Thomas G. Andrews (1882–1942) was a notable jurist and a justice of the Oklahoma Supreme Court.

==Biography==

Andrews, a native of Orangeburg, South Carolina, also known as Thomas Galpin Andrews, was born to John D. Andrews and Belle (née Darby) Andrews on August 29, 1882. In 1904, he married Adelphia Wohlgematt, who died in 1928.

Andrews became a lawyer and moved to Oklahoma in 1911. (Note: No source has indicated that Andrews had any formal law school training.

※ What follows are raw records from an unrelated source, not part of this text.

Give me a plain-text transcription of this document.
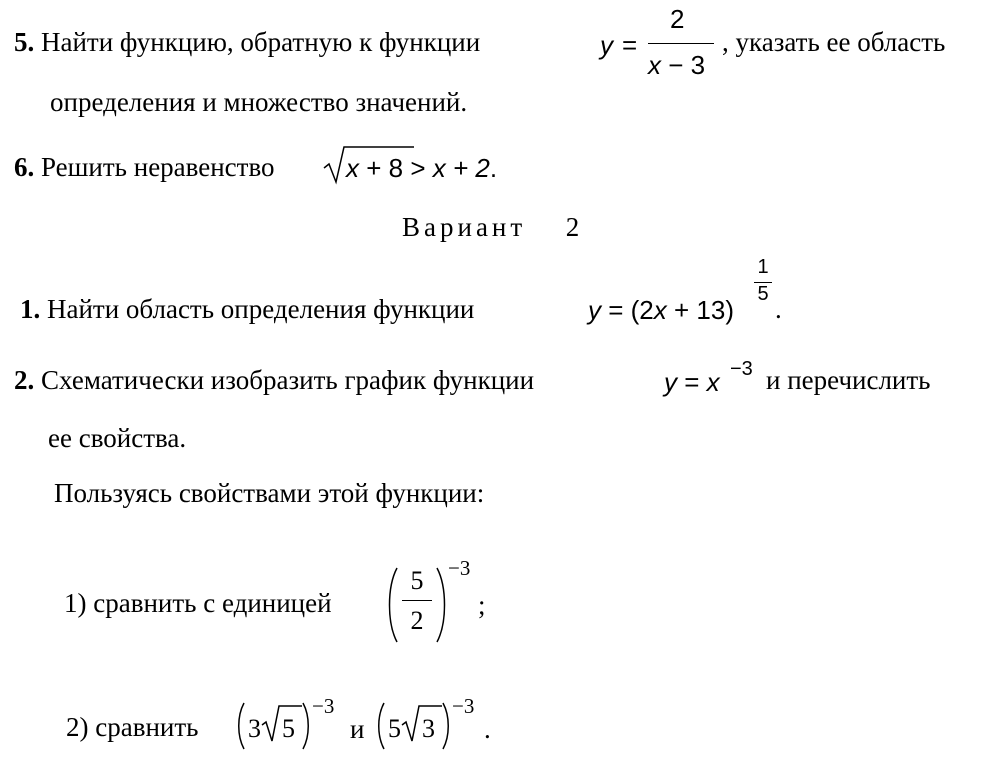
5. Найти функцию, обратную к функции	y =
2
x − 3
, указать ее область
определения и множество значений.
6. Решить неравенство	x + 8 > x + 2.
Вариант 2
1. Найти область определения функции	y = (2x + 13)
1
5 .
2. Схематически изобразить график функции	y = x −3 и перечислить
ее свойства.
Пользуясь свойствами этой функции:
1) сравнить с единицей
5
2
−3
;
2) сравнить 3 5
−3
и 5 3
−3
.
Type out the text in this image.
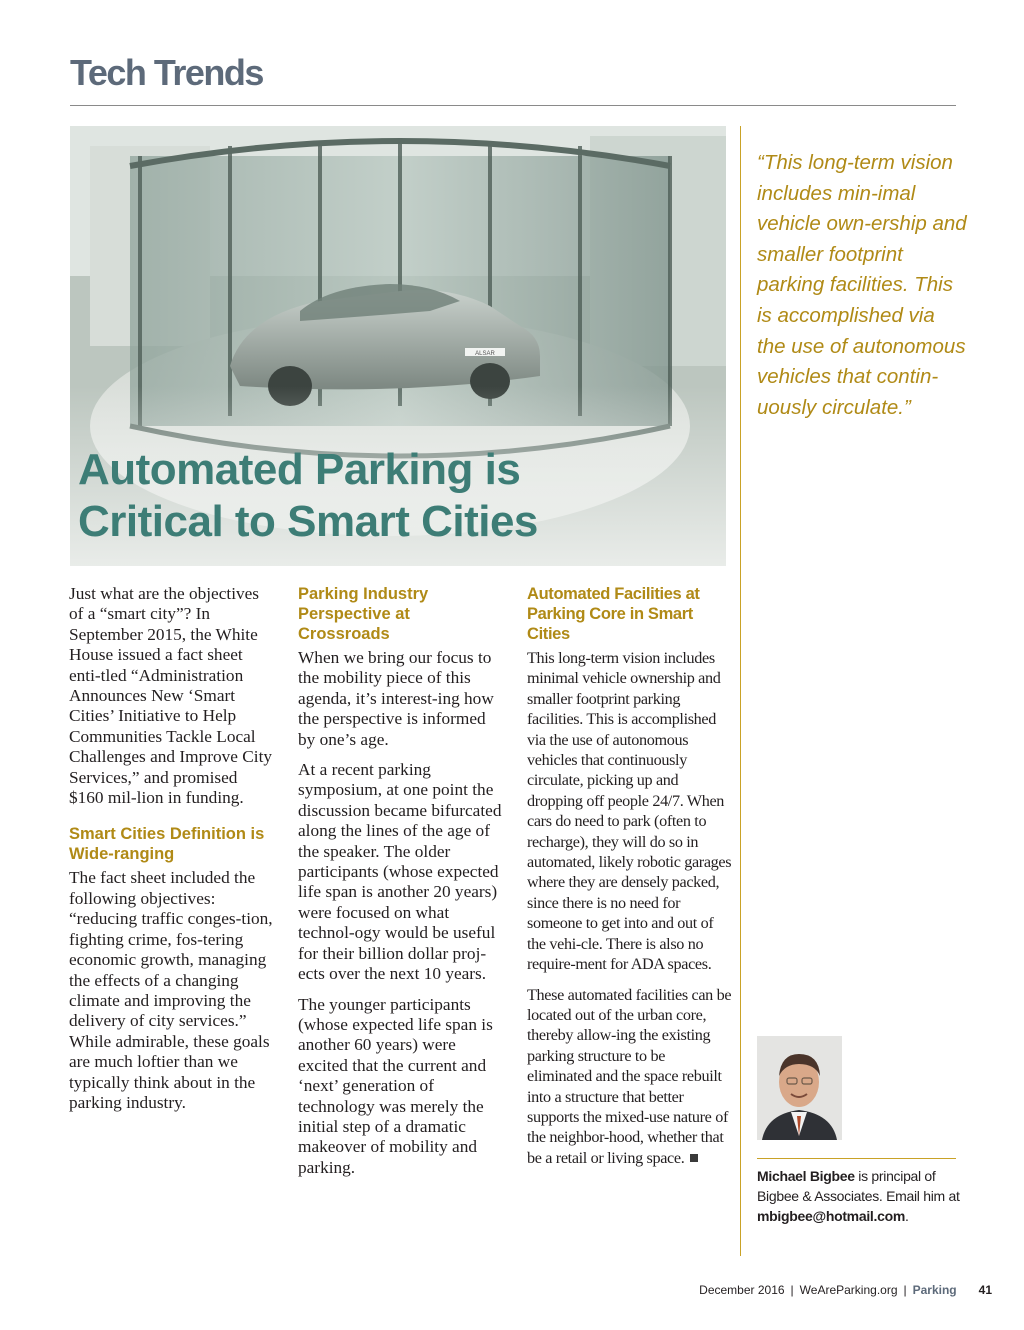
Tech Trends
ALSAR
Automated Parking is
Critical to Smart Cities

“This long-term vision includes min-imal vehicle own-ership and smaller footprint parking facilities. This is accomplished via the use of autonomous vehicles that contin-uously circulate.”

Just what are the objectives of a “smart city”? In September 2015, the White House issued a fact sheet enti-tled “Administration Announces New ‘Smart Cities’ Initiative to Help Communities Tackle Local Challenges and Improve City Services,” and promised $160 mil-lion in funding.

Smart Cities Definition is Wide-ranging

The fact sheet included the following objectives: “reducing traffic conges-tion, fighting crime, fos-tering economic growth, managing the effects of a changing climate and improving the delivery of city services.” While admirable, these goals are much loftier than we typically think about in the parking industry.

Parking Industry Perspective at Crossroads

When we bring our focus to the mobility piece of this agenda, it’s interest-ing how the perspective is informed by one’s age.

At a recent parking symposium, at one point the discussion became bifurcated along the lines of the age of the speaker. The older participants (whose expected life span is another 20 years) were focused on what technol-ogy would be useful for their billion dollar proj-ects over the next 10 years.

The younger participants (whose expected life span is another 60 years) were excited that the current and ‘next’ generation of technology was merely the initial step of a dramatic makeover of mobility and parking.

Automated Facilities at Parking Core in Smart Cities

This long-term vision includes minimal vehicle ownership and smaller footprint parking facilities. This is accomplished via the use of autonomous vehicles that continuously circulate, picking up and dropping off people 24/7. When cars do need to park (often to recharge), they will do so in automated, likely robotic garages where they are densely packed, since there is no need for someone to get into and out of the vehi-cle. There is also no require-ment for ADA spaces.

These automated facilities can be located out of the urban core, thereby allow-ing the existing parking structure to be eliminated and the space rebuilt into a structure that better supports the mixed-use nature of the neighbor-hood, whether that be a retail or living space.

Michael Bigbee is principal of Bigbee & Associates. Email him at mbigbee@hotmail.com.

December 2016 | WeAreParking.org | Parking 41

Presumably, he qualified for the bar by reading law, a rather common practice, especially in the United States at that time.) He served as city attorney in Stroud, Oklahoma, where he resided from 1911 to 1918. (Note: Thomas Galpin Andrews was still listed as a member of a legal society (Phi Delta Phi) in Lincoln, Nebraska for 1912.)

In 1919 he moved to Chandler, where he was city attorney and also Lincoln County, Oklahoma attorney from 1922 to 1929. He served as a justice of the Oklahoma state supreme court (1925-1935). Harlow's 1930 book lists him under Lincoln County at that time.

He married Reba Myers in 1930.

Thomas died at his home in Oklahoma City on September 10, 1942.

Andrews belonged to the Disciples of Christ church. He also was a member of the American Bar Association; Phi Delta Phi; Freemasons; Knights Templar; Shriners; Odd Fellows and Lions.